After that, you need to determine whether a shareholder vote is required, identify and address operational hurdles, and draft and file either amendments to the mutual fund’s prospectus and SAI—if this is for a direct conversion—or a new registration statement if this is for a merger.
What are likely to be the biggest challenges to getting the conversion completed? Getting it all through the SEC? Rounding up shareholder votes?
Conner: The initial conversions will likely involve significant discussion with SEC staff members, but we don’t see any legal or regulatory issues that can’t be resolved. It’s not a given that you’ll need a shareholder vote, depending on certain variables and how the conversion is structured. If a shareholder vote is required, that will involve the typical challenges and expense of soliciting proxy votes and obtaining a quorum, and could impact timing.
What are the remaining major tasks to be dealt with after SEC approval?
Eades: The mutual fund company and/or the new ETF will need to hold special board meetings; revise documents and agreements; file an ETF exemptive application; draft and file prospectus supplements and/or a new registration statement; and identify and resolve operational issues.
At the same time, you’ll need to deal with the listing stock exchange, market makers and APs, your custodian bank, your audit firm, and your own sales and distribution staff—pretty much what you go through if you were starting any new ETF from scratch.

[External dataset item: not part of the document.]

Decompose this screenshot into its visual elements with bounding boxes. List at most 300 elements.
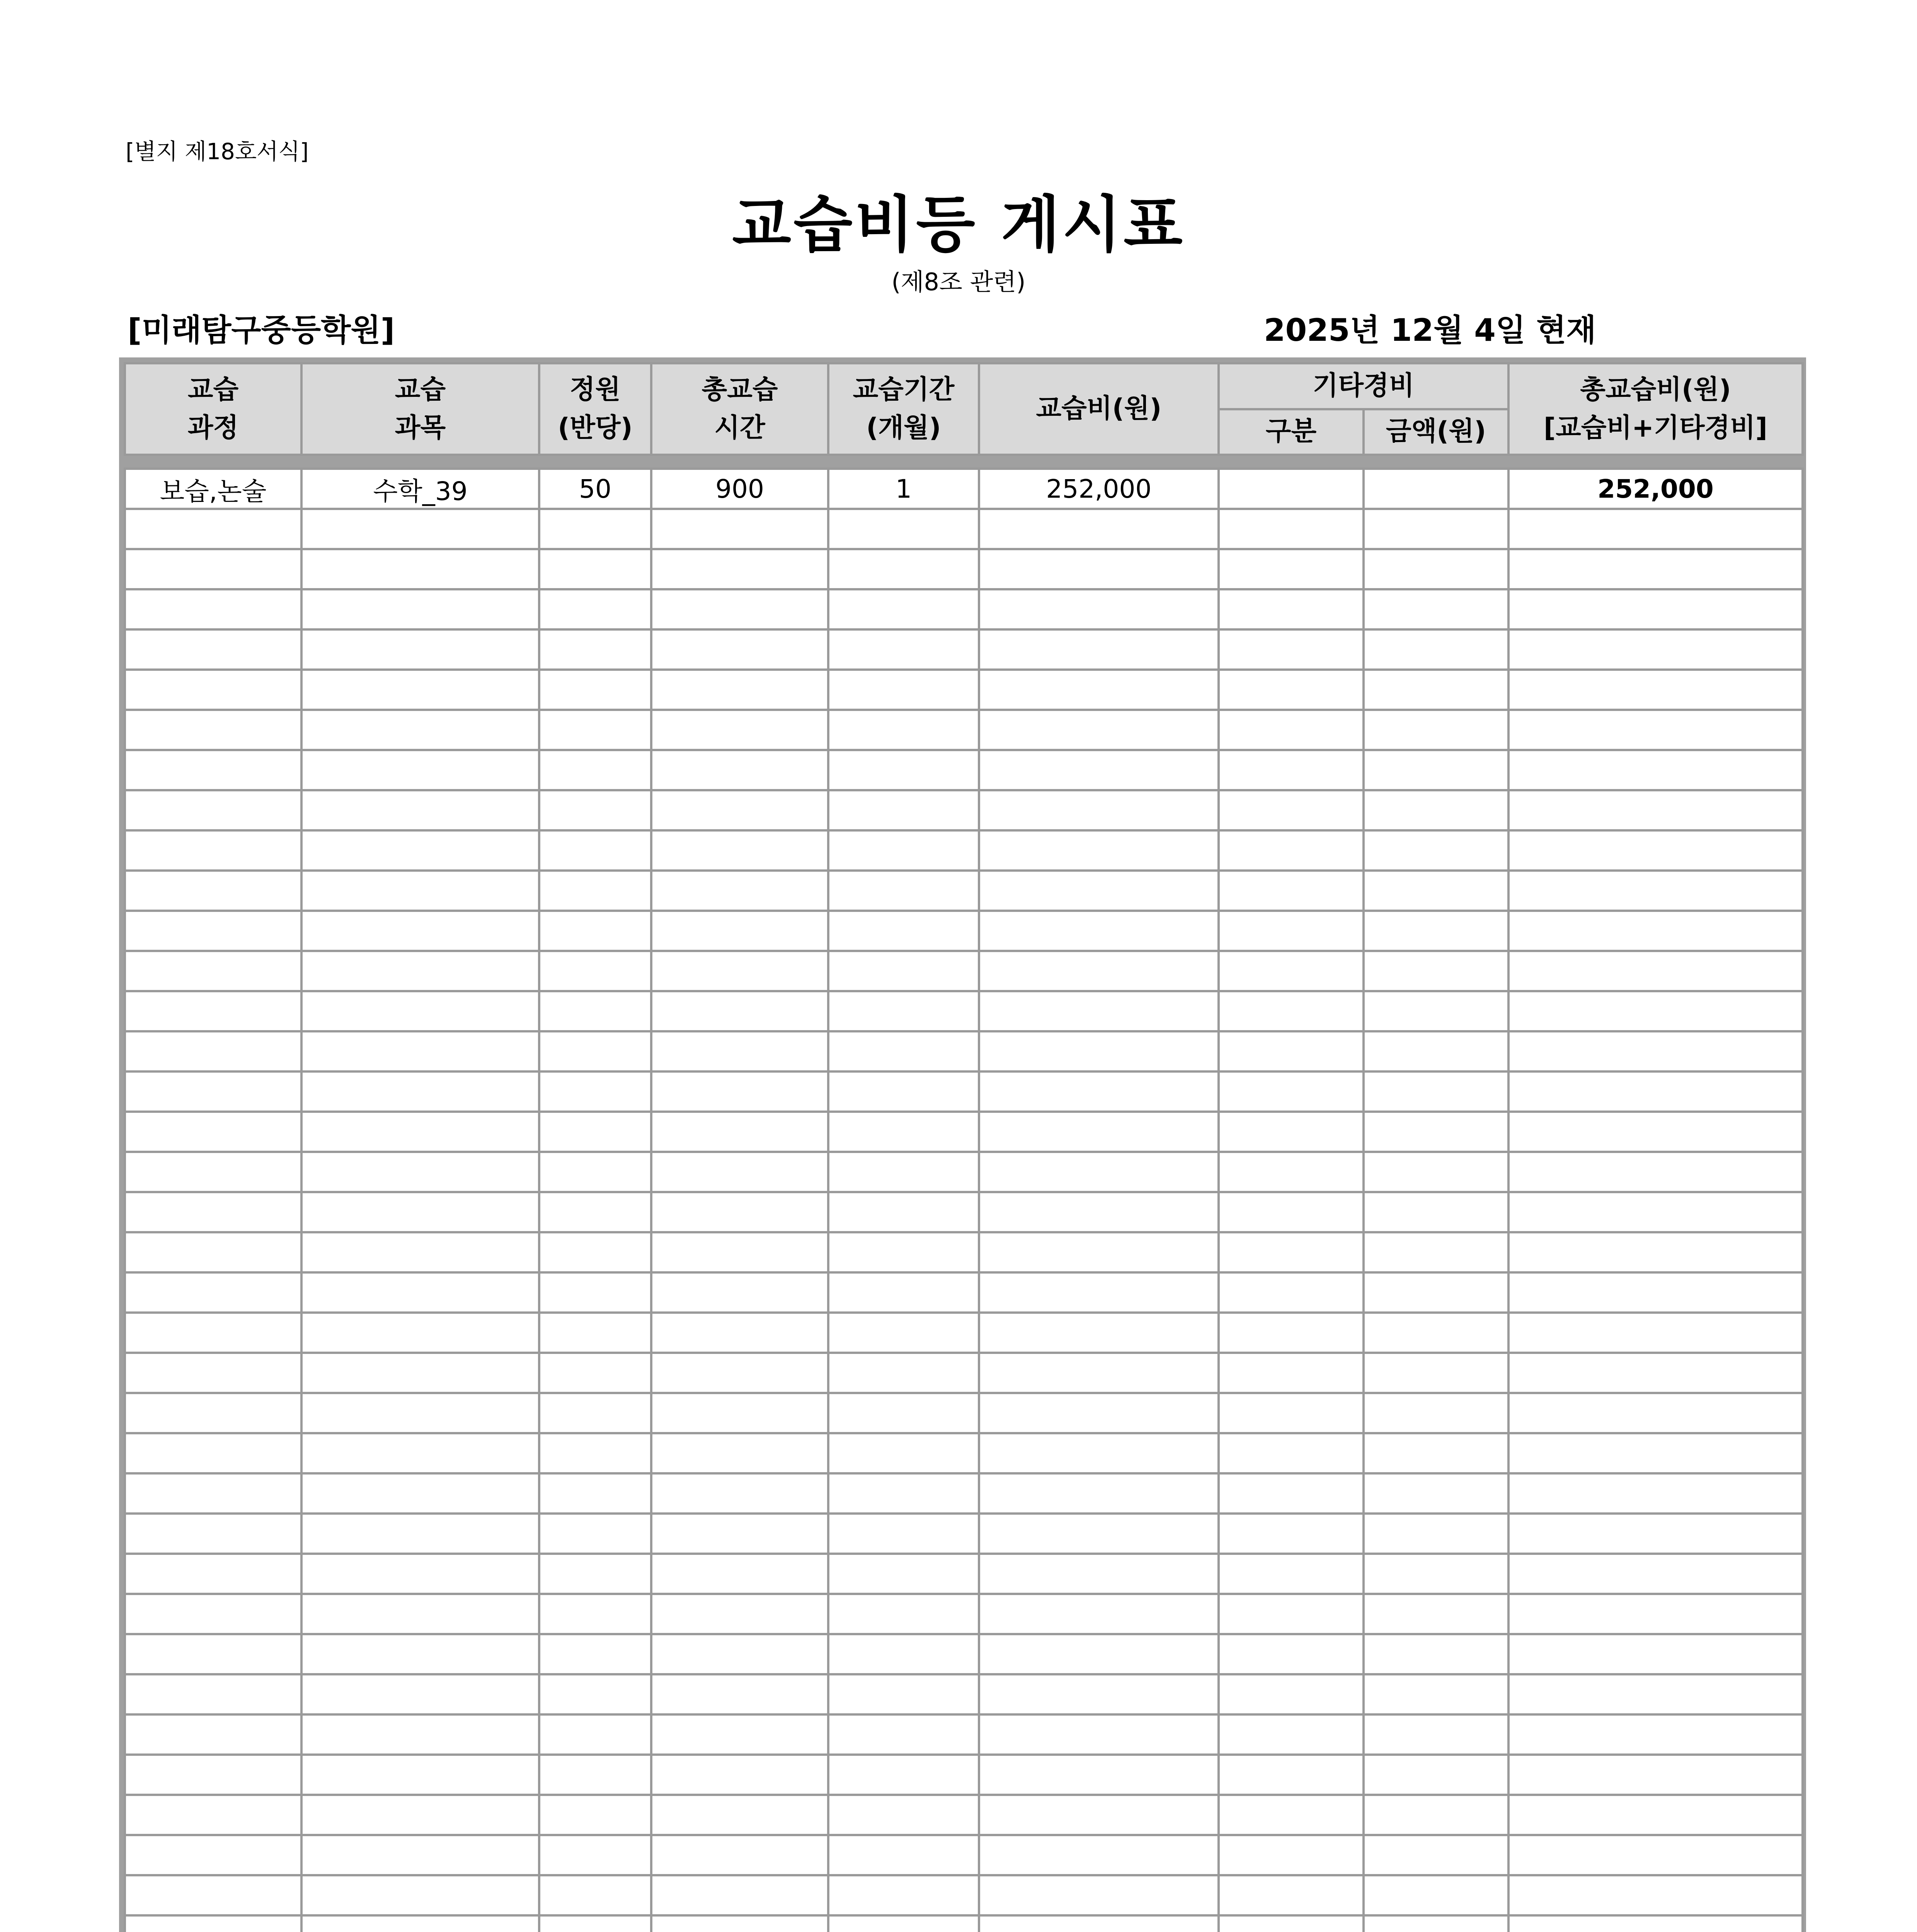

Plus, you’ll need to consider what happens to shareholders who hold the mutual fund shares directly with the fund, who want to own the new ETF shares but don’t currently have a brokerage account. You don’t want to leave them in the lurch.
What are the tax implications upon conversion?
Eades: A direct conversion is not a taxable transaction, because no exchange of assets or shares is involved.
If the reorganization approach is used, it can likely be structured as a tax-free reorganization under the rules that normally apply to fund reorganizations, which generally means there would be no tax impact as a direct result of the conversion.
How long does the process take?
Conner: Assuming you go with a mutual fund reorganization into an active ETF, it seems reasonable that process will take nine to 12 months—longer if you’re the first to try this, but it should go faster if you’re following others.
No Reinvention Needed
So the ability to do these sorts of conversions is real. The next questions are, will mutual funds actually do it, and if yes, how soon before we see them act?
Discussions at the recent Inside ETF Conference suggest that, yes, mutual fund companies are already looking at this approach. The best estimates are that they’ll move forward on this front much sooner than most people might expect.
None of this would mean that the mutual fund industry is going away anytime soon. Rather, the landscape will change, and an entire new approach will become a major feature of it.